Excerpt from the essay The Spirit of Violence and the Matter of Peace in Does It Matter? by Alan Watts

This quote about Israel captured my attention because of the war that broke out these past couple weeks. I’m astounded that this psalm was so prescient.

More and more, the scientists are saying that man must now take his future evolution into his own (i.e., the ego’s) hands, and rely no longer upon the caprices of “natural selection.” Yet those who speak thus do not seem to realize that this is going to require increasing violence against “deviant” forces within the individual and within society. The aspiration to direct evolution is also the aspiration to be “as God,” and thus—as God is generally conceived in the West—to be dictator of the world.

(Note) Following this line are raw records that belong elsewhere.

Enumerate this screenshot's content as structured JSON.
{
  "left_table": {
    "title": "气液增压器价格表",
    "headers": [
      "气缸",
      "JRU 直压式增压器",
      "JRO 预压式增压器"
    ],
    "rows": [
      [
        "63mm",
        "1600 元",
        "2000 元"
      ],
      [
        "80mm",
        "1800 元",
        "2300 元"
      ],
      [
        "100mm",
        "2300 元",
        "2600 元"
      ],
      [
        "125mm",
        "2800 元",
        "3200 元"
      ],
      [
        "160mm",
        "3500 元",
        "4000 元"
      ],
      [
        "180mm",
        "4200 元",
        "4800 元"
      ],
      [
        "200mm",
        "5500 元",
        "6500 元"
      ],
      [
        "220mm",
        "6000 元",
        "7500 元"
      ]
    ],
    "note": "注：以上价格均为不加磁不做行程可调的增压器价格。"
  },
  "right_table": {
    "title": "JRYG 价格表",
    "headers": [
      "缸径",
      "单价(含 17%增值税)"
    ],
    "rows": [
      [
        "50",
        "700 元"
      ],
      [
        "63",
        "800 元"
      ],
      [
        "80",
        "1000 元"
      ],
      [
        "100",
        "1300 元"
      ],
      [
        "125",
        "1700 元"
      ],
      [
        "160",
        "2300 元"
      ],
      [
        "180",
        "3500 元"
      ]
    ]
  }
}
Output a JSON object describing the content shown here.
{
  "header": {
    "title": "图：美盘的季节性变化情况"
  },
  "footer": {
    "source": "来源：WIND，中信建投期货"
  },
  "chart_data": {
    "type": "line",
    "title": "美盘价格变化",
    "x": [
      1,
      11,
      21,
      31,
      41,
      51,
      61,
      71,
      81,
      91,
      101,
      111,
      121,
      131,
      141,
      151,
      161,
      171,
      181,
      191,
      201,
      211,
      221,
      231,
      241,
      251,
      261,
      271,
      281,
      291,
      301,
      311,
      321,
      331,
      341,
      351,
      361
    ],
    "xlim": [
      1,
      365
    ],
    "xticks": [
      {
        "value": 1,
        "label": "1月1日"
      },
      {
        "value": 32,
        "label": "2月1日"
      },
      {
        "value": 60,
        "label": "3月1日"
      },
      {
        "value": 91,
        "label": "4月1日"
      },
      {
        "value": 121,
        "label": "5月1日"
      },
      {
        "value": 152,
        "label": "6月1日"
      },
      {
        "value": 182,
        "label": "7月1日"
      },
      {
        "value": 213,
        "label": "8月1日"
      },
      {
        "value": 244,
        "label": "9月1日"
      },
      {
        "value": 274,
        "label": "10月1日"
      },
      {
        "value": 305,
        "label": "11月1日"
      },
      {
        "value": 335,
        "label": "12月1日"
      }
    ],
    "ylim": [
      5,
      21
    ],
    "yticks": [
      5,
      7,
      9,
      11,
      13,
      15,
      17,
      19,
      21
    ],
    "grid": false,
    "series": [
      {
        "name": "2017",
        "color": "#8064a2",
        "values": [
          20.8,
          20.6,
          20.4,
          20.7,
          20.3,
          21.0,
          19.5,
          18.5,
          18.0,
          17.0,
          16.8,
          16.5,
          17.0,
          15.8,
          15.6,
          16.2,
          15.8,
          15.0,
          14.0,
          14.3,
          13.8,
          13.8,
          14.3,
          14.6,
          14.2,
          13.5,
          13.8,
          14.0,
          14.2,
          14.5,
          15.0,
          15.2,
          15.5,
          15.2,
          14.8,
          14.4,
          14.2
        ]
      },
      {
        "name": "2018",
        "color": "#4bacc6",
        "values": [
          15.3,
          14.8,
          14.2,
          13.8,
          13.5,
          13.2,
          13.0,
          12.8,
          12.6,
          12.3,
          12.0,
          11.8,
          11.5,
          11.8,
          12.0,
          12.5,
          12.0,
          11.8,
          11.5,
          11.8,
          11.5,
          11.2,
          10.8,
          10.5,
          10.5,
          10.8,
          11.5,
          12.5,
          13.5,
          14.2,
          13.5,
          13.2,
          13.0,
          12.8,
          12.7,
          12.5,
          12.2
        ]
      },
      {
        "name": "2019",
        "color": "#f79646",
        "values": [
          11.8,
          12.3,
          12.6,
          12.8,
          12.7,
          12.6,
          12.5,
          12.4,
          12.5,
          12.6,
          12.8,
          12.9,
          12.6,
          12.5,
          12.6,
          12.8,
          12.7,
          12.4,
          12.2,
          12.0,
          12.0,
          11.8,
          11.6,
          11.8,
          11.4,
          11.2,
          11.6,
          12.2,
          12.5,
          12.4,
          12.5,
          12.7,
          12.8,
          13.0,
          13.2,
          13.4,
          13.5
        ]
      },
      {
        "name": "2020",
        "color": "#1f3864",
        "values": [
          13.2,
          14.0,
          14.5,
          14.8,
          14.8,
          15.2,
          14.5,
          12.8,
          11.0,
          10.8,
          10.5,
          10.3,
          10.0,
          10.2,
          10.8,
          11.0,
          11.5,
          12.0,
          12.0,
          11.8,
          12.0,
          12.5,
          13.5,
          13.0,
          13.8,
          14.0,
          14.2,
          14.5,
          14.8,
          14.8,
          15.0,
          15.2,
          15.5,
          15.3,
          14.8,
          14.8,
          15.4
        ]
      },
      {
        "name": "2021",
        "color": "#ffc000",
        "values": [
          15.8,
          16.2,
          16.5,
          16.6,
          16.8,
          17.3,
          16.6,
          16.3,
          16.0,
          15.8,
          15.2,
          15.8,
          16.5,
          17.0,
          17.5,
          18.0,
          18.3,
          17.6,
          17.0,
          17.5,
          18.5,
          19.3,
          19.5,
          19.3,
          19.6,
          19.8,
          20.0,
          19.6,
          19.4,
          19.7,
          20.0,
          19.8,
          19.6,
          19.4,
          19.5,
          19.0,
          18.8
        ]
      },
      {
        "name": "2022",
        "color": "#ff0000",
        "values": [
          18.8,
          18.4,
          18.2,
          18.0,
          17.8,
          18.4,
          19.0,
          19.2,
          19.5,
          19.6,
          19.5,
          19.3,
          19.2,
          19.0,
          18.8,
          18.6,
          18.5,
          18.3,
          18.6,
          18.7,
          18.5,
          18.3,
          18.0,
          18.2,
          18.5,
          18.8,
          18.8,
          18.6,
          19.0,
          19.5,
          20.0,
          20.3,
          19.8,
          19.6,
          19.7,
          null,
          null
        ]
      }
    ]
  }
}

But, as the psalm says, “Behold, He that keepeth Israel shall neither slumber nor sleep.” This is really the same as the saying that “There is no peace for the wicked,” for those who, like the tyrant-image of God, take the law into their own hands. For our traditional model of the universe is basically military.

Alan Watts, Does It Matter?, The Spirit of Violence and the Matter of Peace

A couple pages later this paragraph caught my attention:

Only a supernaturalist would deliberately press the button to set off nuclear warfare, in the belief that his spiritual values are more important than material existence. And this involves the open or tacit supposition that the spiritual dimension is immortal, that in heaven or on some higher level of vibration unaffected by bodily death he will continue his existence, congratulating himself on his fidelity to principle and wagging the finger of reproof at the surprisedly immortal souls of dialectical materialists, eating crow in the sky instead of pie. This simply goes to show that belief in the superiority and final authority of the rational, intellectual, conceptual, and symbolic domain as the ultimate reality may be inconsistent with the survival of mankind.

Alan Watts, Does It Matter?, The Spirit of Violence and the Matter of Peace

It is perhaps the truth that the most horrible people have the best intentions.

I’m reminded of Alan when he talks about the priests who burned people at the stake in the hopes that they would repent because they truly believed that they had a chance of saving them from eternal damnation.

“Kindly let me help you or you will drown said the monkey putting the fish safely up a tree.”